Randle has five more weeks of being a teenager, so plenty of room has to be given here.

He was close to dominant at Kentucky, where his 6-foot-7¾ height was never a problem against the likes of Texas A&M or Tennessee. He will routinely go against players a couple of inches taller in the NBA, if not several inches taller, as was the case Sunday.

Rudy Gobert is Utah’s 7-foot-1 backup center, and he forcefully swatted away one of Randle’s shots in the first half Sunday. Randle got Gobert back later in the game, stopping him abruptly with a blocked shot as he went up for a dunk.

“He has a world of talent,” Scott said after the game. “It’s just a matter of him having that consistent effort every single night.”

Kobe Bryant isn’t known as a softie with younger players, in case anybody forgot his infamous Andrew Bynum parking-lot rant in 2007. He seems to like Randle but offers a curt perspective on the rookie’s opportunity with the Lakers.
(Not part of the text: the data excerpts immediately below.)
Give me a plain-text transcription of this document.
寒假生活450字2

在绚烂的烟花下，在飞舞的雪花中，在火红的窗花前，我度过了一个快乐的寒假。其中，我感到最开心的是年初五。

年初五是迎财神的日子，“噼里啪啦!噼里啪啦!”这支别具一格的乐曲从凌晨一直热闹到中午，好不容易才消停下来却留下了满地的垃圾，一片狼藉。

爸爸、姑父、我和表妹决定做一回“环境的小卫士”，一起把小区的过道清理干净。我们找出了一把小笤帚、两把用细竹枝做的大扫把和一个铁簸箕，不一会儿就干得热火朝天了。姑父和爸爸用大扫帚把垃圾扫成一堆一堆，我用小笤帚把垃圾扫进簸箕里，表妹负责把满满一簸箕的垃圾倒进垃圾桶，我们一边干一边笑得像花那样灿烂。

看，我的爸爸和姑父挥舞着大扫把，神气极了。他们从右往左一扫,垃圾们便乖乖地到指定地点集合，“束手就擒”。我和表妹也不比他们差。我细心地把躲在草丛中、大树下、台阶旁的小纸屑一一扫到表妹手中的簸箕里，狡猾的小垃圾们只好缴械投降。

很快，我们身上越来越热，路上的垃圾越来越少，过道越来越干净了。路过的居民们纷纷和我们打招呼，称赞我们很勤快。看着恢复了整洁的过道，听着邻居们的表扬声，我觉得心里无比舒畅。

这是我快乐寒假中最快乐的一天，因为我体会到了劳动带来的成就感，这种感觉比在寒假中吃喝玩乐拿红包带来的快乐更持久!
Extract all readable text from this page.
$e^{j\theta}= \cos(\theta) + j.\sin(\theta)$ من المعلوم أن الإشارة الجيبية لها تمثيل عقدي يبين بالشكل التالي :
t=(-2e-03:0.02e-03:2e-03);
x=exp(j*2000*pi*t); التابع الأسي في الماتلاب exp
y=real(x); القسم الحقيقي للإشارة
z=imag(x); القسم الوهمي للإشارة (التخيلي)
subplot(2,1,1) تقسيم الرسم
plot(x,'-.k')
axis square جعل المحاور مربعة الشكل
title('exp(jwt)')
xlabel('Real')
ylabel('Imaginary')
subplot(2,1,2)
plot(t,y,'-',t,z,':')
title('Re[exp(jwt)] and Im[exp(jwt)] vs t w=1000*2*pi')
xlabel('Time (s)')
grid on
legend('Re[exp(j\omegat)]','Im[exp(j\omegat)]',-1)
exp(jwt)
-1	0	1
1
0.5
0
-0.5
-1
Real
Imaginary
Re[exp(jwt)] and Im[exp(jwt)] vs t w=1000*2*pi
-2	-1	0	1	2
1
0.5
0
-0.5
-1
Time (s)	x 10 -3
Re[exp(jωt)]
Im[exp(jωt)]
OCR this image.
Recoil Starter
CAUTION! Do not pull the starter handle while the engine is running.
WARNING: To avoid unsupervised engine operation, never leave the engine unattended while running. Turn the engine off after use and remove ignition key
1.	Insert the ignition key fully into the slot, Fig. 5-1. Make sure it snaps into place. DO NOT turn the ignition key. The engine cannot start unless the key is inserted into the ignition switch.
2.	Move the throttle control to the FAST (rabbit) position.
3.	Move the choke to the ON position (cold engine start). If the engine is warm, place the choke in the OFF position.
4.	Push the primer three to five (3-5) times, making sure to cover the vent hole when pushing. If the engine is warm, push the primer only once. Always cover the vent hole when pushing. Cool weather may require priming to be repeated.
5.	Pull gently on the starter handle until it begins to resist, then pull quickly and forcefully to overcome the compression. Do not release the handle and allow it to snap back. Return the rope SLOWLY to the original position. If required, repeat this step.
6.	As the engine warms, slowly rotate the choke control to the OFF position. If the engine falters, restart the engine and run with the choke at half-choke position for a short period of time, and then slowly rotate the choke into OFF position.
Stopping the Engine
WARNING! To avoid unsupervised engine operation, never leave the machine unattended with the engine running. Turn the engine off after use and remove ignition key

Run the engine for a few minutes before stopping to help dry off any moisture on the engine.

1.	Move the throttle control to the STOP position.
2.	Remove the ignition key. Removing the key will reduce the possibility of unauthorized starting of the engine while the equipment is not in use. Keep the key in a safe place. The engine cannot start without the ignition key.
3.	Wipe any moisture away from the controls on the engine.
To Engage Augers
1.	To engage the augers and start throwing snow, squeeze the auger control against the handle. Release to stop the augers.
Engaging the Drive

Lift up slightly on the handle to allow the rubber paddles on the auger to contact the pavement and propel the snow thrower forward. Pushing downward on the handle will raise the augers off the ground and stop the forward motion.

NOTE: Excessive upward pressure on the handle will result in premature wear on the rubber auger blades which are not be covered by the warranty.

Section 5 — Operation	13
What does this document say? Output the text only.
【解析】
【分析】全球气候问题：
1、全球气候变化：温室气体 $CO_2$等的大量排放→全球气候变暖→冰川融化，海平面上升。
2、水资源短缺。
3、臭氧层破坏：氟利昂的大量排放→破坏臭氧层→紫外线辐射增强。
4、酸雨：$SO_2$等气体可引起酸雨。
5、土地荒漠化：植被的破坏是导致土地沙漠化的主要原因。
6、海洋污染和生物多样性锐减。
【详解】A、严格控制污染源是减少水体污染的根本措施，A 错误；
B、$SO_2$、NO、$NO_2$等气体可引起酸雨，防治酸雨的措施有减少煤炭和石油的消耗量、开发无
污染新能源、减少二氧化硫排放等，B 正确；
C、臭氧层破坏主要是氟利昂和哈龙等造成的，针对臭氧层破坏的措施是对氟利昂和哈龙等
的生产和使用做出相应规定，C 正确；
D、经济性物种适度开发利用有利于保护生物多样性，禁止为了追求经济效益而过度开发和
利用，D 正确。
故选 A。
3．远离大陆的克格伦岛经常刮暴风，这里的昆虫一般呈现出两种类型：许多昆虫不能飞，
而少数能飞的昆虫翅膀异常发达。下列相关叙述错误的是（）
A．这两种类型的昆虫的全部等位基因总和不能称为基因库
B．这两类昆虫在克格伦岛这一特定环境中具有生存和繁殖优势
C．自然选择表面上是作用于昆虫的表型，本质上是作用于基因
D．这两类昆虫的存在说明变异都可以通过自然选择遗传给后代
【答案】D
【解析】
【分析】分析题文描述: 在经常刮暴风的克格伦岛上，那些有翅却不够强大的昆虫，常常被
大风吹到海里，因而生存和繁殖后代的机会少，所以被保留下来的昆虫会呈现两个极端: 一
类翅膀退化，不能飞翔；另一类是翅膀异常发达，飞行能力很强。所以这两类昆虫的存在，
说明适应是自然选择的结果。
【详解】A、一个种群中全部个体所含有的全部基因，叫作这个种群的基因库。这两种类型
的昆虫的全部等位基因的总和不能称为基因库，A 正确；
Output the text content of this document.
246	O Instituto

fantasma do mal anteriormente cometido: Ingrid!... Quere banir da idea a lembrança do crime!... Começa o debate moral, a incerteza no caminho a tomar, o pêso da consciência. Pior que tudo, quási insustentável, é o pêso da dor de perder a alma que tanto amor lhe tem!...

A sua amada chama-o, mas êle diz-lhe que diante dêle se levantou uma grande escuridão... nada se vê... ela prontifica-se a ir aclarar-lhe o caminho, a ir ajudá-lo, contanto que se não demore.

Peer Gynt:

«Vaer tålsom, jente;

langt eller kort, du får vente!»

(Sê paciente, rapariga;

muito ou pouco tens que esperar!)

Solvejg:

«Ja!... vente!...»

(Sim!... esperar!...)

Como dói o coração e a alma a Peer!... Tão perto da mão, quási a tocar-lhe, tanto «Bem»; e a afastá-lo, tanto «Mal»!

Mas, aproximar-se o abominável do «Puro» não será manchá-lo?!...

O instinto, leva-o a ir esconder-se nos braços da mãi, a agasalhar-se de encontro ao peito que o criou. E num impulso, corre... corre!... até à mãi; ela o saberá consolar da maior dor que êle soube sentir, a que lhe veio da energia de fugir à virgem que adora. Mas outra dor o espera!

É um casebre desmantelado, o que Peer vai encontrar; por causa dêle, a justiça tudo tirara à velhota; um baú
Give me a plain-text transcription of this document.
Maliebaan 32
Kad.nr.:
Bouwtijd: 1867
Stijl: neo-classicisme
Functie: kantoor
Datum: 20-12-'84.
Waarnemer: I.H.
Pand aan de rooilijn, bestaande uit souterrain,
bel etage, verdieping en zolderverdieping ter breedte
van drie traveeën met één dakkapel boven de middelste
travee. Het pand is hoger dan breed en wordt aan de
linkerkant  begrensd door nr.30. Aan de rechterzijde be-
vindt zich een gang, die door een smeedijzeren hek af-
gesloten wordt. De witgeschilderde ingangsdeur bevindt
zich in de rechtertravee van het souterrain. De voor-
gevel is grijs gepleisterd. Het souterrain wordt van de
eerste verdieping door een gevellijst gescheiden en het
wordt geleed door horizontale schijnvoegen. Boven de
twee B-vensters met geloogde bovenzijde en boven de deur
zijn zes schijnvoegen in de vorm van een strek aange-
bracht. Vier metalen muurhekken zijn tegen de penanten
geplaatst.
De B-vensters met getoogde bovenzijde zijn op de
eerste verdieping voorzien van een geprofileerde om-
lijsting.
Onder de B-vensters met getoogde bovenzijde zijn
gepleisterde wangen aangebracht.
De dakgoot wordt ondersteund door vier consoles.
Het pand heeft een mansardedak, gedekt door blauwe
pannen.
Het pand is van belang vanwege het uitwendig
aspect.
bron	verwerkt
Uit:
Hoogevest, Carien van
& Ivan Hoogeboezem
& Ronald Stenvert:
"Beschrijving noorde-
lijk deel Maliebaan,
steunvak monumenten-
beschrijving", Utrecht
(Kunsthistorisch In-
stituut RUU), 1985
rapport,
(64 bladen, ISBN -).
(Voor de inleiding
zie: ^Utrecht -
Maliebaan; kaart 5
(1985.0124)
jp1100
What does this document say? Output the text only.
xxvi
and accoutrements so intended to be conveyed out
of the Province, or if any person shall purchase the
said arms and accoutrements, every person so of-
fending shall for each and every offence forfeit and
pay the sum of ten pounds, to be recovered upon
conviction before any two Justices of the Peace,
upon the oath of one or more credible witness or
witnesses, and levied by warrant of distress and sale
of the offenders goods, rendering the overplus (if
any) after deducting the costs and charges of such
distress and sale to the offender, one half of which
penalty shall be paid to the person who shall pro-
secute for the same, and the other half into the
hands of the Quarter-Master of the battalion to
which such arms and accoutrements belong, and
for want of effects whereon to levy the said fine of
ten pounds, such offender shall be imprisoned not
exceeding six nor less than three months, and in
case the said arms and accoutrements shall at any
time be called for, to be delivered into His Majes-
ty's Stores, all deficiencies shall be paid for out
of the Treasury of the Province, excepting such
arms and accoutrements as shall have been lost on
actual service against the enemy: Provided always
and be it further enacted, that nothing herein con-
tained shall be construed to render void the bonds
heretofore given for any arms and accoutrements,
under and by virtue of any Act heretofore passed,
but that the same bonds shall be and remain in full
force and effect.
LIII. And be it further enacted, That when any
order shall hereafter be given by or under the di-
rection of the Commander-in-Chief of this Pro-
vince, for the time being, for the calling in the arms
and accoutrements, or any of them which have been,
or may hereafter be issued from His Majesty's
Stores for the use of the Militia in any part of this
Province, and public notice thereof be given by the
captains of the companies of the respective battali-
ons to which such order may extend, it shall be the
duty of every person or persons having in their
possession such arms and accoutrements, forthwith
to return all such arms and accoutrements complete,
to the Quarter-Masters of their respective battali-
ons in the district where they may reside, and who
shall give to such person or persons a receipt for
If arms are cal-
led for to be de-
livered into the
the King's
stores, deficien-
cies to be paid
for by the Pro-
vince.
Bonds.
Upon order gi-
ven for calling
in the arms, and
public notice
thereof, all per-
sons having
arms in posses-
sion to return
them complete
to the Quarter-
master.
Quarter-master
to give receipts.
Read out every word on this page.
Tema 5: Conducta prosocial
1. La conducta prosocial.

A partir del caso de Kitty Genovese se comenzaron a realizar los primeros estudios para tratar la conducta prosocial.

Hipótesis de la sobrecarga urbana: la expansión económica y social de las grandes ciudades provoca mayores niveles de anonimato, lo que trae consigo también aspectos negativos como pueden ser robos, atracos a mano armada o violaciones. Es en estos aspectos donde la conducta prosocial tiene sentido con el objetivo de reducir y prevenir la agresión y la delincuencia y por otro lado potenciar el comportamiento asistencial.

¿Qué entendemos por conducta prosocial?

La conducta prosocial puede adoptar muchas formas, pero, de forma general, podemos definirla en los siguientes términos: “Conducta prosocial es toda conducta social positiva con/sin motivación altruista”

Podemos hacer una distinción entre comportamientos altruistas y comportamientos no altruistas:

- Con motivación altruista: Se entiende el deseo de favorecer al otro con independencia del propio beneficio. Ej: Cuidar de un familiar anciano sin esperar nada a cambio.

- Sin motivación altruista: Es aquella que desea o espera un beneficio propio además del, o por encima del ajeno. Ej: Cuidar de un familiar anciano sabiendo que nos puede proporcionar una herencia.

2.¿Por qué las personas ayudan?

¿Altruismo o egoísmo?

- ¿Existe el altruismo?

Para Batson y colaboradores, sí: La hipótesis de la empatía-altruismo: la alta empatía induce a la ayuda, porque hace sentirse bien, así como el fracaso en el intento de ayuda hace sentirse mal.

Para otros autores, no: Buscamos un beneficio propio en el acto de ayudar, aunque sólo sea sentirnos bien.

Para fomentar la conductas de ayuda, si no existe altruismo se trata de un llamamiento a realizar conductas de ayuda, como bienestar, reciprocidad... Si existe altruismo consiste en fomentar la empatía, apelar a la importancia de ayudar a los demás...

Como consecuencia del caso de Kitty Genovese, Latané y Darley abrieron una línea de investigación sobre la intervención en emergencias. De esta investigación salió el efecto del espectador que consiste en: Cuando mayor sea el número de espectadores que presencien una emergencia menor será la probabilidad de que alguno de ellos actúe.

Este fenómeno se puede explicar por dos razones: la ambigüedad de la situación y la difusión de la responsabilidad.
“He can’t mess it up. Seriously. You mess this up, you have to be an idiot,” Bryant said.

Though Bryant actually used language more colorful than “mess,” his sentiment wasn’t far from Randle’s own words.


“Having a coach like Byron, learning from greats like Kobe, [Boozer], [Steve] Nash, all those guys and on top of that playing for the Lakers organization,” Randle said. “I’m in the perfect situation. I can’t mess it up.”

Nash still sidelined

Nash shot around for about 20 minutes before Sunday’s game but didn’t play.

“Just like most coaches would do, you just kind of pencil him out until you know he can play and then you pencil him back in,” Scott said.

Because of recurring back problems, Nash hasn’t played quality minutes since the exhibition opener.

Two players cut

The Lakers on Monday waived guard Keith Appling and center Jeremy Tyler, bringing their roster down to 17 players. Appling, a rookie out of Michigan State, had two points and two assists in 20 minutes of exhibition play. Tyler, a three-year NBA veteran, averaged 2.7 points and 3.3 rebounds in three exhibition games.

Bresnahan is a Times staff writer. Pincus is a Times correspondent.